The reformation, centuries later, could itself be seen as yet another expression of the desire to return to a simpler, more democratic form of Christianity.

No Going Back

One should not idealise the Celtic saints as merely peaceful wandering evangelists, for they lived a very severe life which fully incorporated corporal punishment and long periods of fasting.
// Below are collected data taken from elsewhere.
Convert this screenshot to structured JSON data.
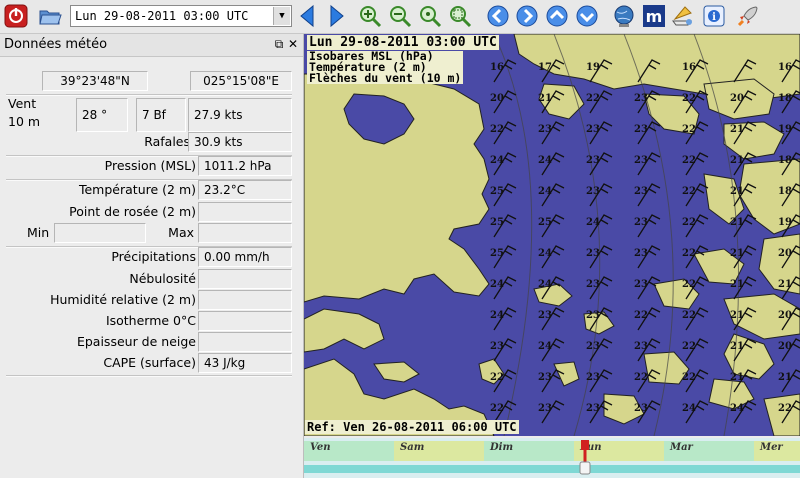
{
  "toolbar": {
    "date_value": "Lun 29-08-2011 03:00 UTC",
    "buttons": [
      "power-icon",
      "open-folder-icon",
      "prev-arrow-icon",
      "next-arrow-icon",
      "zoom-in-icon",
      "zoom-out-icon",
      "zoom-fit-icon",
      "zoom-selection-icon",
      "pan-left-icon",
      "pan-right-icon",
      "pan-up-icon",
      "pan-down-icon",
      "globe-icon",
      "meteotable-icon",
      "boat-icon",
      "info-icon",
      "rocket-icon"
    ]
  },
  "panel": {
    "title": "Données météo",
    "detach": "⧉",
    "close": "✕",
    "lat": "39°23'48\"N",
    "lon": "025°15'08\"E",
    "wind_label_1": "Vent",
    "wind_label_2": "10 m",
    "wind_dir": "28 °",
    "wind_bf": "7 Bf",
    "wind_speed": "27.9  kts",
    "gusts_label": "Rafales",
    "gusts_value": "30.9  kts",
    "pressure_label": "Pression (MSL)",
    "pressure_value": "1011.2 hPa",
    "temp_label": "Température (2 m)",
    "temp_value": "23.2°C",
    "dew_label": "Point de rosée (2 m)",
    "dew_value": "",
    "min_label": "Min",
    "min_value": "",
    "max_label": "Max",
    "max_value": "",
    "precip_label": "Précipitations",
    "precip_value": "0.00 mm/h",
    "cloud_label": "Nébulosité",
    "cloud_value": "",
    "humidity_label": "Humidité relative (2 m)",
    "humidity_value": "",
    "iso_label": "Isotherme 0°C",
    "iso_value": "",
    "snow_label": "Epaisseur de neige",
    "snow_value": "",
    "cape_label": "CAPE (surface)",
    "cape_value": "43 J/kg"
  },
  "map": {
    "date": "Lun 29-08-2011 03:00 UTC",
    "layer_1": "Isobares MSL (hPa)",
    "layer_2": "Température (2 m)",
    "layer_3": "Flèches du vent (10 m)",
    "ref": "Ref: Ven 26-08-2011 06:00 UTC",
    "colors": {
      "sea": "#4a4aa6",
      "land": "#d6d68c",
      "label_bg": "#efefd0"
    },
    "temps": [
      [
        16,
        17,
        19,
        null,
        16,
        null,
        16
      ],
      [
        20,
        21,
        22,
        23,
        22,
        20,
        18
      ],
      [
        22,
        23,
        23,
        23,
        22,
        21,
        19
      ],
      [
        24,
        24,
        23,
        23,
        22,
        21,
        18
      ],
      [
        25,
        24,
        23,
        23,
        22,
        21,
        18
      ],
      [
        25,
        25,
        24,
        23,
        22,
        21,
        19
      ],
      [
        25,
        24,
        23,
        23,
        22,
        21,
        20
      ],
      [
        24,
        24,
        23,
        23,
        22,
        21,
        21
      ],
      [
        24,
        23,
        23,
        22,
        22,
        21,
        20
      ],
      [
        23,
        24,
        23,
        23,
        22,
        21,
        20
      ],
      [
        22,
        23,
        23,
        22,
        22,
        21,
        21
      ],
      [
        22,
        23,
        23,
        23,
        24,
        24,
        22
      ]
    ]
  },
  "timeline": {
    "days": [
      "Ven",
      "Sam",
      "Dim",
      "Lun",
      "Mar",
      "Mer"
    ]
  }
}
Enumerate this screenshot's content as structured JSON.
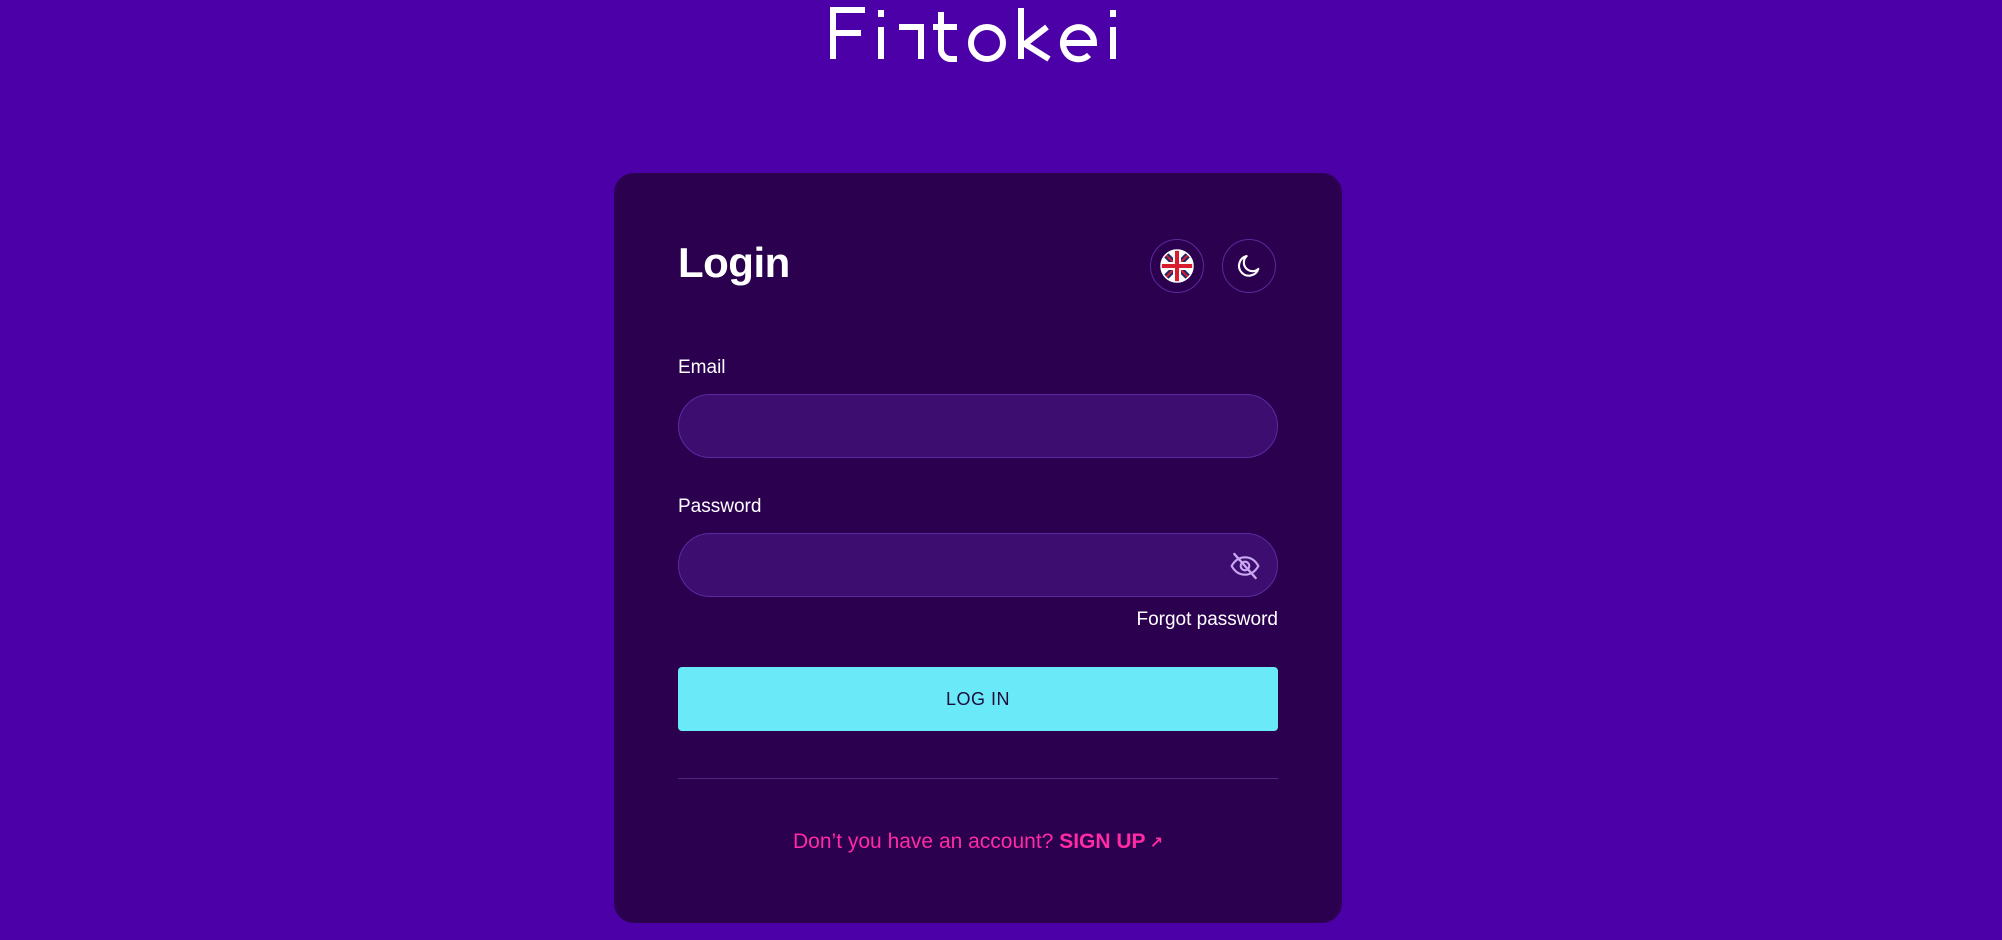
{
  "brand": {
    "logo_text": "Fintokei",
    "background_color": "#4c01a8",
    "card_color": "#2a004f",
    "accent_color": "#6aeaf8",
    "link_color": "#ff2aa4"
  },
  "login_card": {
    "title": "Login",
    "language_button": {
      "icon": "uk-flag-icon"
    },
    "theme_button": {
      "icon": "moon-icon"
    },
    "email": {
      "label": "Email",
      "value": "",
      "placeholder": ""
    },
    "password": {
      "label": "Password",
      "value": "",
      "placeholder": "",
      "toggle_icon": "eye-off-icon"
    },
    "forgot_password_label": "Forgot password",
    "login_button_label": "LOG IN",
    "signup_prompt": "Don’t you have an account?",
    "signup_link_label": "SIGN UP",
    "signup_arrow_icon": "arrow-up-right-icon"
  }
}
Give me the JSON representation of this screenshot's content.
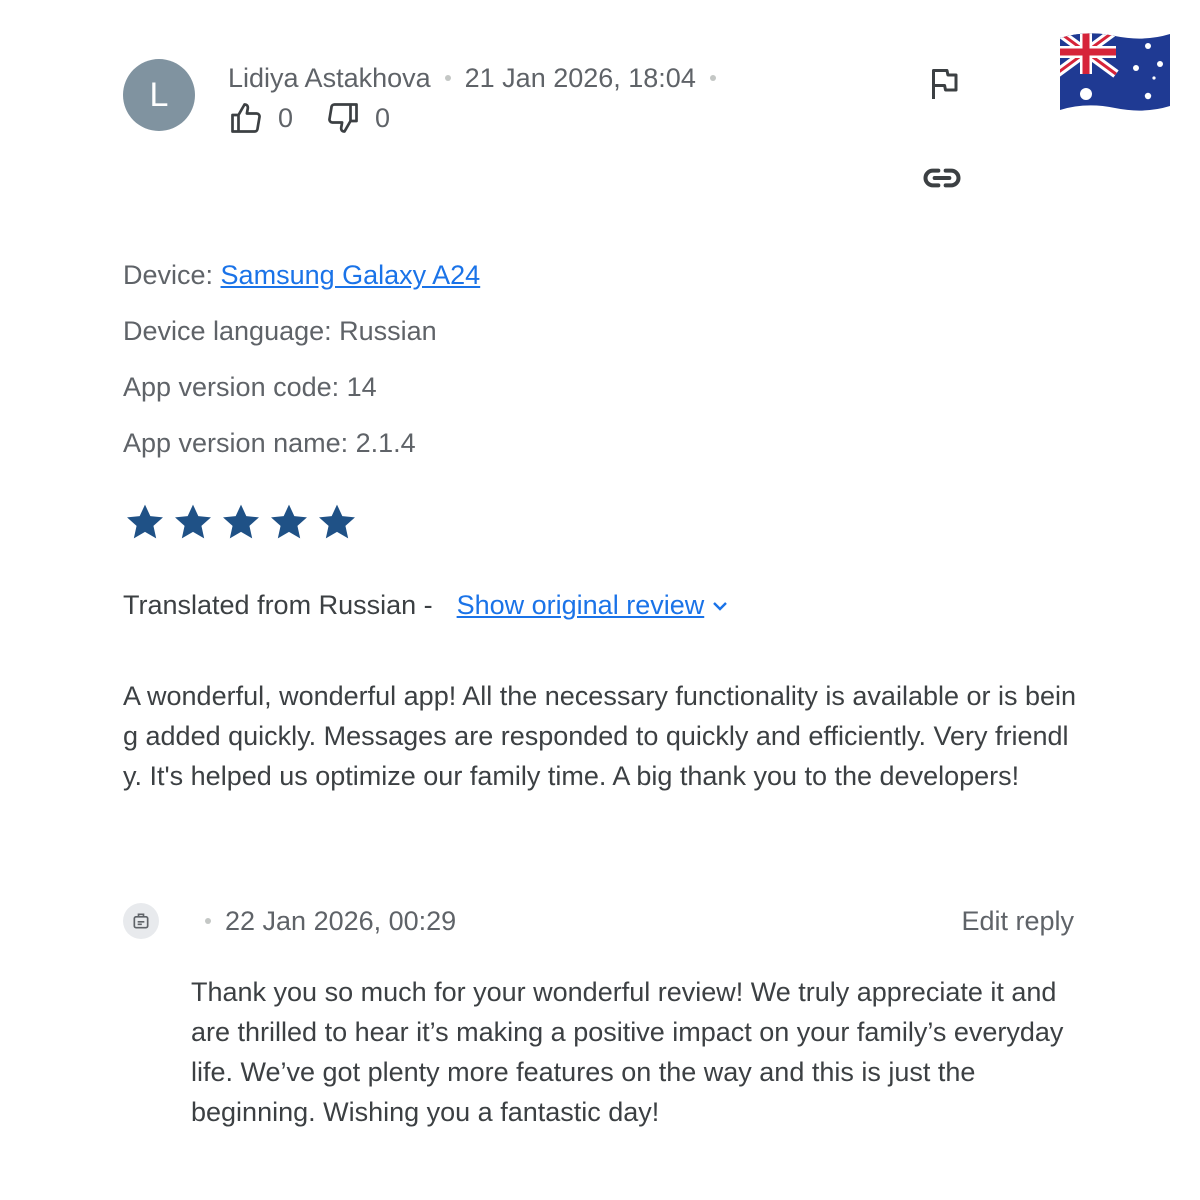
{
  "review": {
    "avatar_letter": "L",
    "author": "Lidiya Astakhova",
    "timestamp": "21 Jan 2026, 18:04",
    "thumbs_up_count": "0",
    "thumbs_down_count": "0",
    "country_flag": "australia-flag-icon"
  },
  "device_info": {
    "device_label": "Device: ",
    "device_value": "Samsung Galaxy A24",
    "language": "Device language: Russian",
    "version_code": "App version code: 14",
    "version_name": "App version name: 2.1.4"
  },
  "rating": {
    "stars": 5,
    "max": 5,
    "color": "#1f5186"
  },
  "translation": {
    "label": "Translated from Russian -",
    "link": "Show original review"
  },
  "review_text": "A wonderful, wonderful app! All the necessary functionality is available or is being added quickly. Messages are responded to quickly and efficiently. Very friendly. It's helped us optimize our family time. A big thank you to the developers!",
  "reply": {
    "timestamp": "22 Jan 2026, 00:29",
    "edit_label": "Edit reply",
    "text": "Thank you so much for your wonderful review! We truly appreciate it and are thrilled to hear it’s making a positive impact on your family’s everyday life. We’ve got plenty more features on the way and this is just the beginning. Wishing you a fantastic day!"
  },
  "colors": {
    "link": "#1a73e8",
    "avatar_bg": "#8093a0",
    "text": "#3c4043",
    "muted": "#5f6368"
  }
}
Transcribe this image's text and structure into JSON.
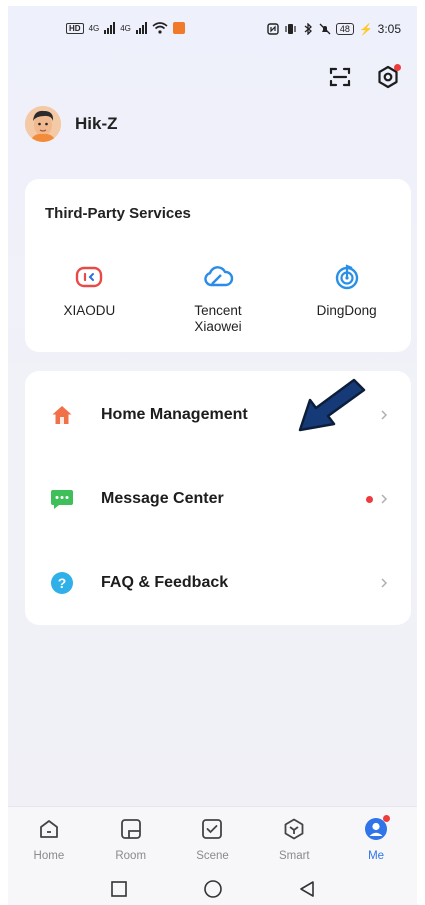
{
  "status_bar": {
    "left_box": "HD",
    "network_1": "4G",
    "network_2": "4G",
    "battery": "48",
    "time": "3:05"
  },
  "profile": {
    "username": "Hik-Z"
  },
  "third_party": {
    "title": "Third-Party Services",
    "items": [
      {
        "label": "XIAODU",
        "icon": "xiaodu-icon",
        "color": "#e84a4a"
      },
      {
        "label": "Tencent\nXiaowei",
        "icon": "tencent-cloud-icon",
        "color": "#2b8ce8"
      },
      {
        "label": "DingDong",
        "icon": "dingdong-icon",
        "color": "#2a8fe6"
      }
    ]
  },
  "menu": [
    {
      "label": "Home Management",
      "icon": "home-icon",
      "color": "#f07048"
    },
    {
      "label": "Message Center",
      "icon": "message-icon",
      "color": "#3fbf5a",
      "badge": true
    },
    {
      "label": "FAQ & Feedback",
      "icon": "help-icon",
      "color": "#2fb0e8"
    }
  ],
  "tabs": [
    {
      "label": "Home",
      "icon": "home-tab-icon"
    },
    {
      "label": "Room",
      "icon": "room-tab-icon"
    },
    {
      "label": "Scene",
      "icon": "scene-tab-icon"
    },
    {
      "label": "Smart",
      "icon": "smart-tab-icon"
    },
    {
      "label": "Me",
      "icon": "me-tab-icon",
      "active": true
    }
  ],
  "colors": {
    "accent": "#2f74e8",
    "badge": "#ee3b3b"
  }
}
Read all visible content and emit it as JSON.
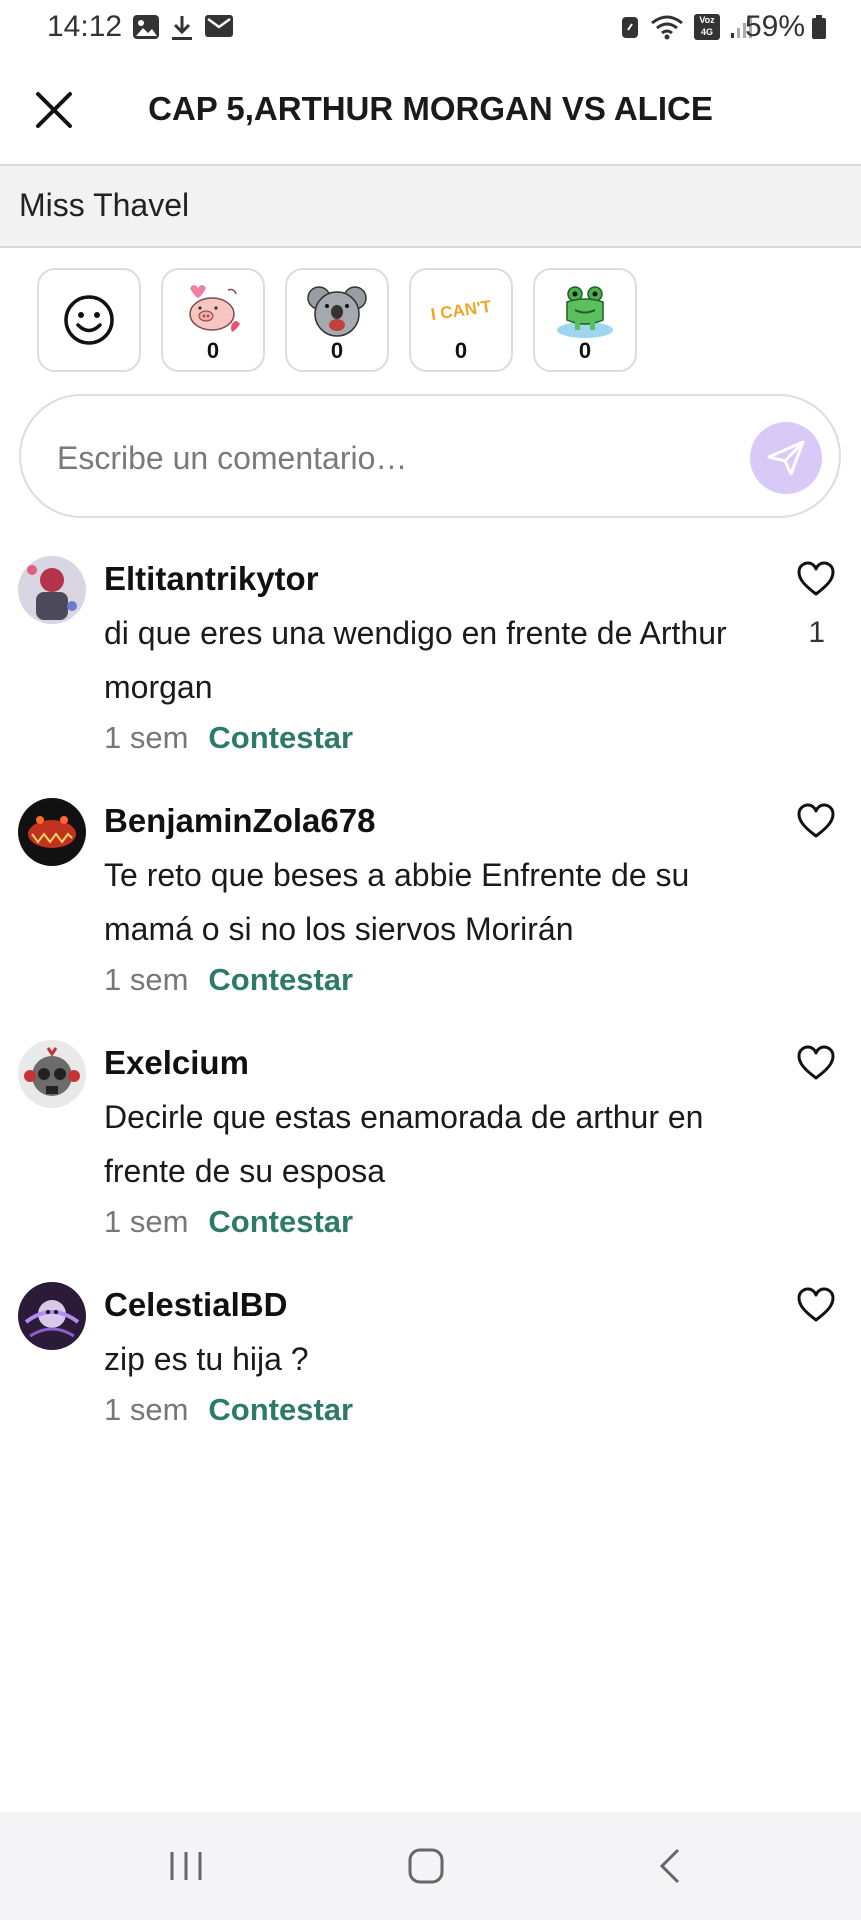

The essence of what the Celtic saints said and did continues to convey a pure and serene spirituality. But it is probably only credible within the context in which it was born, a world where towns, rigid organisation and hierarchy hardly existed. Here the concept of ‘peregrinatio’, (a love of wandering) defined as ‘seeking the place of one’s resurrection’, which was so important to the early Irish Church, was possible. The dependence of people’s lives on nature allowed them to appreciate its worth and so to see God within it. Thus, God’s presence was felt in everything; a presence which powerfully evoked a belief in his protection against much-feared forces of evil.

Arguably there could never again be a real return to the religion of the Celts. But there is something about the Celtic Church that continues to attract followers.

The shores of Iona draw thousands of pilgrims every year. They come to see the remains of this lost era; they come to experience the dedication it must have taken for such men and women to live, in such a beautiful yet harsh landscape, dedicating their lives to the God they felt lived by their sides.